Benchmark: Function Calling Performance Comparison
| Model | Single Call Accuracy | Parallel Call Accuracy | Argument Parsing Accuracy |
|---|---|---|---|
| GPT-4o | 97.2% | 94.5% | 98.1% |
| Claude 3.5 Sonnet | 96.8% | 93.2% | 97.5% |
| Llama 3.1 70B | 91.5% | 85.3% | 93.2% |
| Llama 3.1 8B | 84.2% | 72.1% | 88.7% |
Review Quiz (6 Questions)
Q1. What is the role of the LLM in Function Calling?
The LLM decides which function to call with which arguments. The actual execution is handled by the application.
Q2. What is the biggest difference between OpenAI and Anthropic Function Calling APIs?
OpenAI uses tool_calls/tool messages, while Anthropic uses tool_use/tool_result types within content blocks.
Q3. When are Parallel Tool Calls useful?
When requesting multiple independent tasks simultaneously (e.g., weather lookup + product search), reducing latency.
Q4. What are the three values for the tool_choice parameter and their meanings?

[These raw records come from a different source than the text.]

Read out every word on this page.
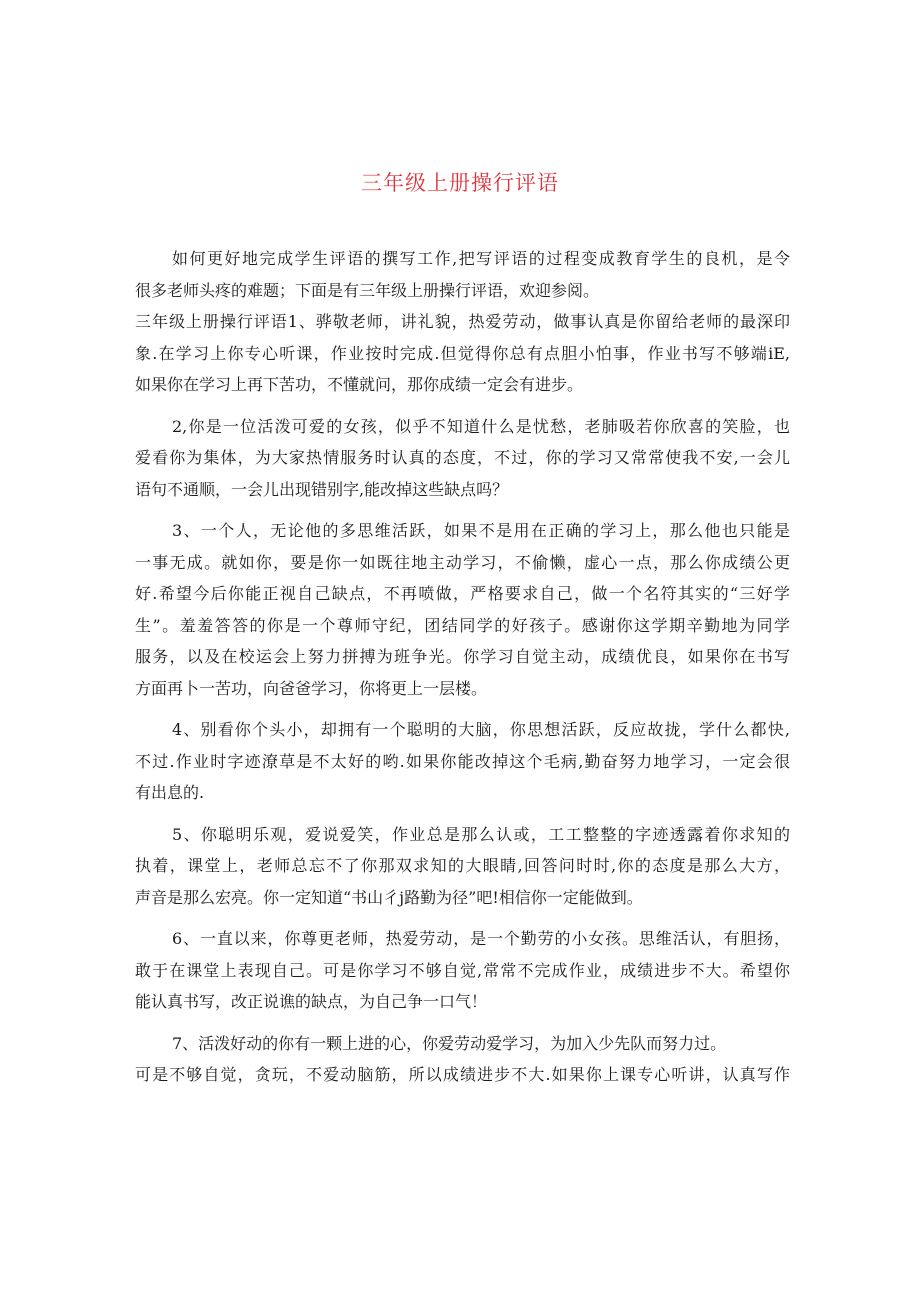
三年级上册操行评语
如何更好地完成学生评语的撰写工作,把写评语的过程变成教育学生的良机，是令
很多老师头疼的难题；下面是有三年级上册操行评语，欢迎参阅。
三年级上册操行评语1、骅敬老师，讲礼貌，热爱劳动，做事认真是你留给老师的最深印
象.在学习上你专心听课，作业按时完成.但觉得你总有点胆小怕事，作业书写不够端iE,
如果你在学习上再下苦功，不懂就问，那你成绩一定会有进步。
2,你是一位活泼可爱的女孩，似乎不知道什么是忧愁，老肺吸若你欣喜的笑脸，也
爱看你为集体，为大家热情服务时认真的态度，不过，你的学习又常常使我不安,一会儿
语句不通顺，一会儿出现错别字,能改掉这些缺点吗？
3、一个人，无论他的多思维活跃，如果不是用在正确的学习上，那么他也只能是
一事无成。就如你，要是你一如既往地主动学习，不偷懒，虚心一点，那么你成绩公更
好.希望今后你能正视自己缺点，不再喷做，严格要求自己，做一个名符其实的“三好学
生”。羞羞答答的你是一个尊师守纪，团结同学的好孩子。感谢你这学期辛勤地为同学
服务，以及在校运会上努力拼搏为班争光。你学习自觉主动，成绩优良，如果你在书写
方面再卜一苦功，向爸爸学习，你将更上一层楼。
4、别看你个头小，却拥有一个聪明的大脑，你思想活跃，反应故拢，学什么都快,
不过.作业时字迹潦草是不太好的哟.如果你能改掉这个毛病,勤奋努力地学习，一定会很
有出息的.
5、你聪明乐观，爱说爱笑，作业总是那么认或，工工整整的字迹透露着你求知的
执着，课堂上，老师总忘不了你那双求知的大眼睛,回答问时时,你的态度是那么大方，
声音是那么宏亮。你一定知道“书山彳j路勤为径”吧!相信你一定能做到。
6、一直以来，你尊更老师，热爱劳动，是一个勤劳的小女孩。思维活认，有胆扬，
敢于在课堂上表现自己。可是你学习不够自觉,常常不完成作业，成绩进步不大。希望你
能认真书写，改正说谯的缺点，为自己争一口气！
7、活泼好动的你有一颗上进的心，你爱劳动爱学习，为加入少先队而努力过。
可是不够自觉，贪玩，不爱动脑筋，所以成绩进步不大.如果你上课专心听讲，认真写作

auto (LLM decides), none (disable function calling), specific function (forced invocation)
Q5. What configuration is needed for Function Calling with open-source models?
Enable --enable-auto-tool-choice and --tool-call-parser options in vLLM, or use the tools parameter in Ollama.
Q6. What is the token optimization strategy when tool results are too long?
Truncate the results, or in the case of lists, return only the top N items and include the total count as metadata.